Tribunal Administratif de Lille — Décision N° TA59-2407633

mardi 9 septembre 2025

JuridictionTribunal Administratif de Lille
SectionTribunal Administratif de Lille
N° DossierTA59-2407633
TypeOrdonnance
RecoursExcès de pouvoir
Avocat requérantFRANCE TERRE D'ASILE - CRA COQUELLES

Résumé IA

Le Tribunal Administratif de Lille a rejeté la requête de M. B, qui contestait l'arrêté préfectoral du 20 juillet 2024 fixant le pays de destination de sa reconduite à la frontière. Le juge a estimé que le moyen tiré de l'incompétence du signataire était manifestement infondé, une délégation de signature régulière ayant été publiée. Le moyen d'insuffisance de motivation a également été écarté, l'arrêté étant suffisamment précis en droit et en fait. Enfin, le moyen tiré de l'erreur manifeste d'appréciation et de la méconnaissance de l'article 8 de la Convention européenne des droits de l'homme n'était pas assorti de précisions suffisantes. La requête a été rejetée sur le fondement de l'article R. 222-1, 7° du code de justice administrative.

Texte intégral

Vu la procédure suivante :

Par une requête et un mémoire, enregistrés les 20 et 23 juillet 2024,

M. D B, représenté par Me Laazaoui, demande au tribunal d'annuler l'arrêté du 20 juillet 2024 par lequel le préfet du Pas-de-Calais a ordonné son placement en rétention administrative et a décidé de sa reconduite à la frontière, en ce qu'il fixe le pays de destination de la mesure d'éloignement.
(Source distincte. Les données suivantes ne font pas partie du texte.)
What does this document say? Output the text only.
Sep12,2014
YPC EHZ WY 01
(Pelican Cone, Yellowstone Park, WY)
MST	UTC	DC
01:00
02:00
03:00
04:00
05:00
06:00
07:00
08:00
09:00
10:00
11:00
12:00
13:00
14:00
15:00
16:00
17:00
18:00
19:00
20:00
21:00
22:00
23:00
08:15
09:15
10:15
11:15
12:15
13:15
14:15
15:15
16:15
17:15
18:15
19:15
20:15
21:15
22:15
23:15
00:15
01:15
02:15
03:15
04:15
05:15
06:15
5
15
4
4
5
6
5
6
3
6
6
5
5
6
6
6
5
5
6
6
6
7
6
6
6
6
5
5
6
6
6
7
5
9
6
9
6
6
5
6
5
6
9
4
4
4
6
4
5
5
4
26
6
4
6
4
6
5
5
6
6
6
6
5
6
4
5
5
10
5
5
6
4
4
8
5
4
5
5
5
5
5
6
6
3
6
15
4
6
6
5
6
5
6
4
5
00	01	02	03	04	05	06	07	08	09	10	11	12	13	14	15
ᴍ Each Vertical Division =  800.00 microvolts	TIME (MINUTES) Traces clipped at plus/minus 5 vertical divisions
Vu les autres pièces du dossier.

Vu :

- la convention européenne de sauvegarde des droits de l'homme et des libertés fondamentales ;

- le code de l'entrée et du séjour des étrangers et du droit d'asile ;

- le code de justice administrative.

Considérant ce qui suit :

1. Aux termes de l'article R. 222-1 du code de justice administrative :

" Les présidents de () formation de jugement des tribunaux () peuvent, par ordonnance : () / 7° Rejeter, après l'expiration du délai de recours ou, lorsqu'un mémoire complémentaire a été annoncé, après la production de ce mémoire, les requêtes ne comportant que des moyens de légalité externe manifestement infondés, des moyens irrecevables, des moyens inopérants ou des moyens qui ne sont assortis que de faits manifestement insusceptibles de venir à leur soutien ou ne sont manifestement pas assortis des précisions permettant d'en apprécier le bien-fondé. ".

2. En l'espèce, M. B demande au tribunal d'annuler l'arrêté du 20 juillet 2024 par lequel le préfet du Pas-de-Calais a ordonné son placement en rétention administrative en ce qu'il fixe le pays de destination de sa reconduite à la frontière.
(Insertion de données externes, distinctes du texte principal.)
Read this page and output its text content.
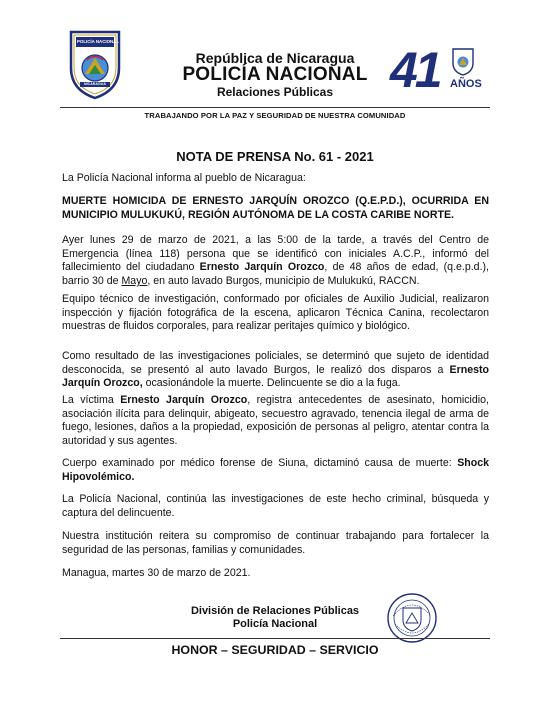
POLICÍA NACIONAL
NICARAGUA
República de Nicaragua
POLICÍA NACIONAL
Relaciones Públicas	41 AÑOS
TRABAJANDO POR LA PAZ Y SEGURIDAD DE NUESTRA COMUNIDAD
NOTA DE PRENSA No. 61 - 2021
La Policía Nacional informa al pueblo de Nicaragua:
MUERTE HOMICIDA DE ERNESTO JARQUÍN OROZCO (Q.E.P.D.), OCURRIDA EN MUNICIPIO MULUKUKÚ, REGIÓN AUTÓNOMA DE LA COSTA CARIBE NORTE.
Ayer lunes 29 de marzo de 2021, a las 5:00 de la tarde, a través del Centro de Emergencia (línea 118) persona que se identificó con iniciales A.C.P., informó del fallecimiento del ciudadano Ernesto Jarquín Orozco, de 48 años de edad, (q.e.p.d.), barrio 30 de Mayo, en auto lavado Burgos, municipio de Mulukukú, RACCN.
Equipo técnico de investigación, conformado por oficiales de Auxilio Judicial, realizaron inspección y fijación fotográfica de la escena, aplicaron Técnica Canina, recolectaron muestras de fluidos corporales, para realizar peritajes químico y biológico.
Como resultado de las investigaciones policiales, se determinó que sujeto de identidad desconocida, se presentó al auto lavado Burgos, le realizó dos disparos a Ernesto Jarquín Orozco, ocasionándole la muerte. Delincuente se dio a la fuga.
La víctima Ernesto Jarquín Orozco, registra antecedentes de asesinato, homicidio, asociación ilícita para delinquir, abigeato, secuestro agravado, tenencia ilegal de arma de fuego, lesiones, daños a la propiedad, exposición de personas al peligro, atentar contra la autoridad y sus agentes.
Cuerpo examinado por médico forense de Siuna, dictaminó causa de muerte: Shock Hipovolémico.
La Policía Nacional, continúa las investigaciones de este hecho criminal, búsqueda y captura del delincuente.
Nuestra institución reitera su compromiso de continuar trabajando para fortalecer la seguridad de las personas, familias y comunidades.
Managua, martes 30 de marzo de 2021.
División de Relaciones Públicas
Policía Nacional
HONOR – SEGURIDAD – SERVICIO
3. En premier lieu, eu égard au caractère réglementaire des arrêtés de délégation de signature, soumis à la formalité de publication, le juge peut, sans méconnaître le principe du caractère contradictoire de la procédure, se fonder sur l'existence de ces arrêtés alors même que ceux-ci ne sont pas versés au dossier. Si à l'appui de sa requête M. B fait valoir que la décision attaquée a été prise par une autorité incompétente, par un arrêté du 30 octobre 2023, publié le lendemain au recueil spécial n° 140 des actes administratifs de l'Etat dans le département du Pas-de-Calais, le préfet du Pas-de-Calais a donné délégation à

M. A C, chef du bureau de l'éloignement, signataire de l'arrêté en litige, à l'effet de signer, notamment, la décision attaquée. Par suite, le moyen tiré de l'incompétence du signataire de l'arrêté en litige est manifestement infondé et doit être écarté.
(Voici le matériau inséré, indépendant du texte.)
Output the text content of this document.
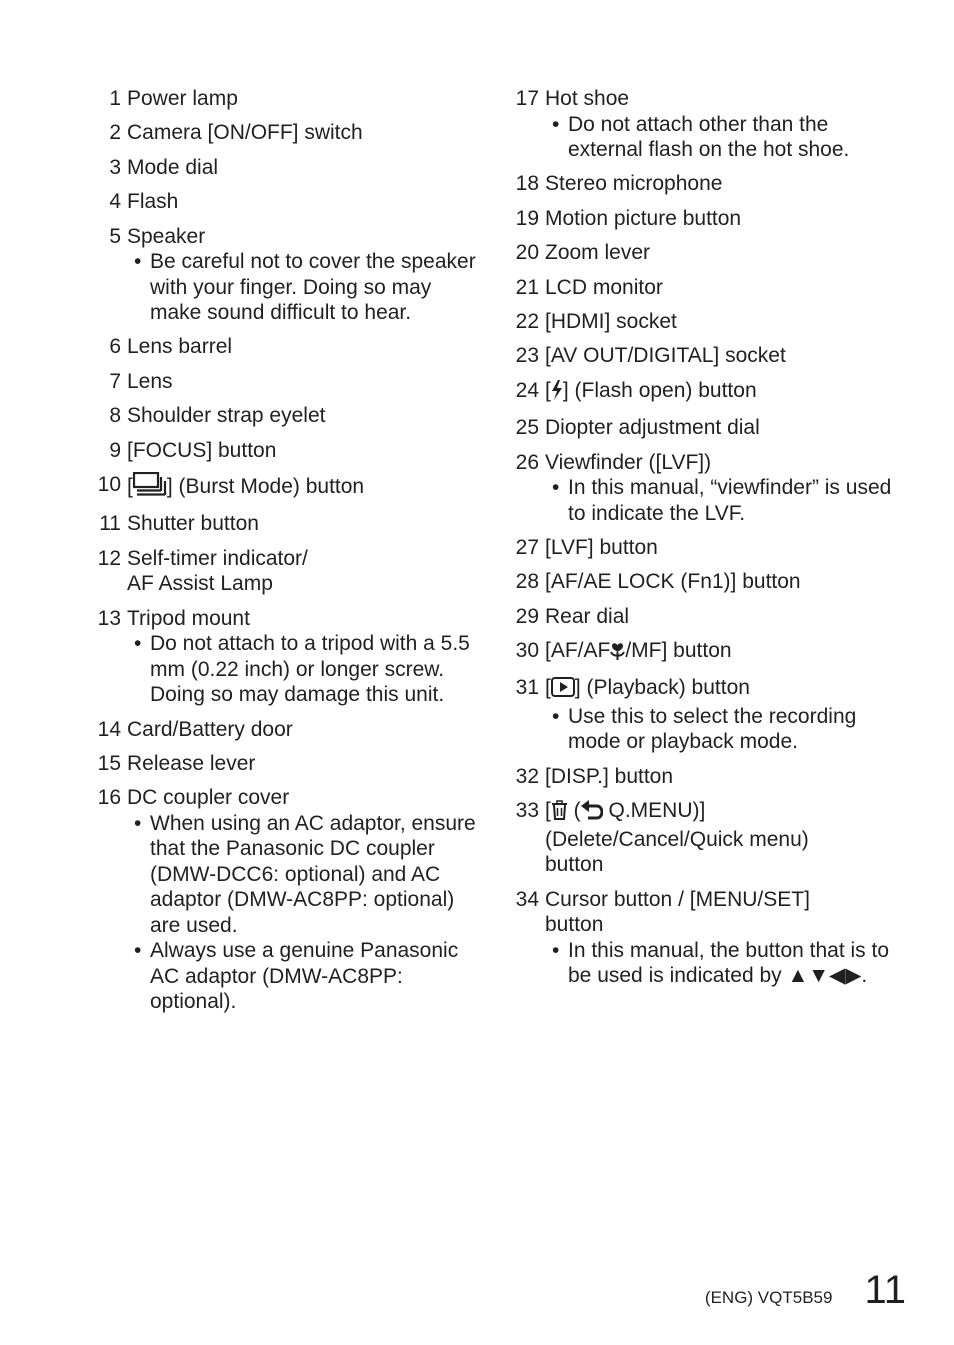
1 Power lamp
2 Camera [ON/OFF] switch
3 Mode dial
4 Flash
5 Speaker
• Be careful not to cover the speaker with your finger. Doing so may make sound difficult to hear.
6 Lens barrel
7 Lens
8 Shoulder strap eyelet
9 [FOCUS] button
10 [ ] (Burst Mode) button
11 Shutter button
12 Self-timer indicator/
AF Assist Lamp
13 Tripod mount
• Do not attach to a tripod with a 5.5 mm (0.22 inch) or longer screw. Doing so may damage this unit.
14 Card/Battery door
15 Release lever
16 DC coupler cover
• When using an AC adaptor, ensure that the Panasonic DC coupler (DMW-DCC6: optional) and AC adaptor (DMW-AC8PP: optional) are used.
• Always use a genuine Panasonic AC adaptor (DMW-AC8PP: optional).
17 Hot shoe
• Do not attach other than the external flash on the hot shoe.
18 Stereo microphone
19 Motion picture button
20 Zoom lever
21 LCD monitor
22 [HDMI] socket
23 [AV OUT/DIGITAL] socket
24 [ ] (Flash open) button
25 Diopter adjustment dial
26 Viewfinder ([LVF])
• In this manual, “viewfinder” is used to indicate the LVF.
27 [LVF] button
28 [AF/AE LOCK (Fn1)] button
29 Rear dial
30 [AF/AF /MF] button
31 [ ] (Playback) button
• Use this to select the recording mode or playback mode.
32 [DISP.] button
33 [ ( Q.MENU)]
(Delete/Cancel/Quick menu)
button
34 Cursor button / [MENU/SET]
button
• In this manual, the button that is to be used is indicated by ▲▼◀▶.
(ENG) VQT5B59 11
4. En second lieu, l'arrêté litigieux mentionne, avec une précision suffisante, les considérations de droit et de fait qui en constituent le fondement pour mettre utilement le requérant en mesure de discuter les motifs de cet arrêté et le juge d'exercer son contrôle en pleine connaissance de cause. Par suite, le moyen tiré de l'insuffisance de motivation de la décision attaquée est manifestement infondé et doit être écarté.

5. En troisième lieu, si le requérant fait valoir que la décision attaquée est entachée d'erreur manifeste d'appréciation et méconnaît les stipulations de l'article 8 de la convention européenne de sauvegarde des droits de l'homme et des libertés fondamentales, ce moyen n'est manifestement pas assorti des précisions permettant d'en apprécier le bien-fondé.

6. Par suite, la requête de M. B ne comportant que des moyens de légalité externe manifestement infondés et un moyen qui n'est manifestement pas assorti de précisions permettant d'en apprécier le bien-fondé, il y a lieu de la rejeter en application des dispositions du 7° de l'article R. 222-1 du code de justice administrative.

O R D O N N E :

Article 1er : La requête de M. B est rejetée.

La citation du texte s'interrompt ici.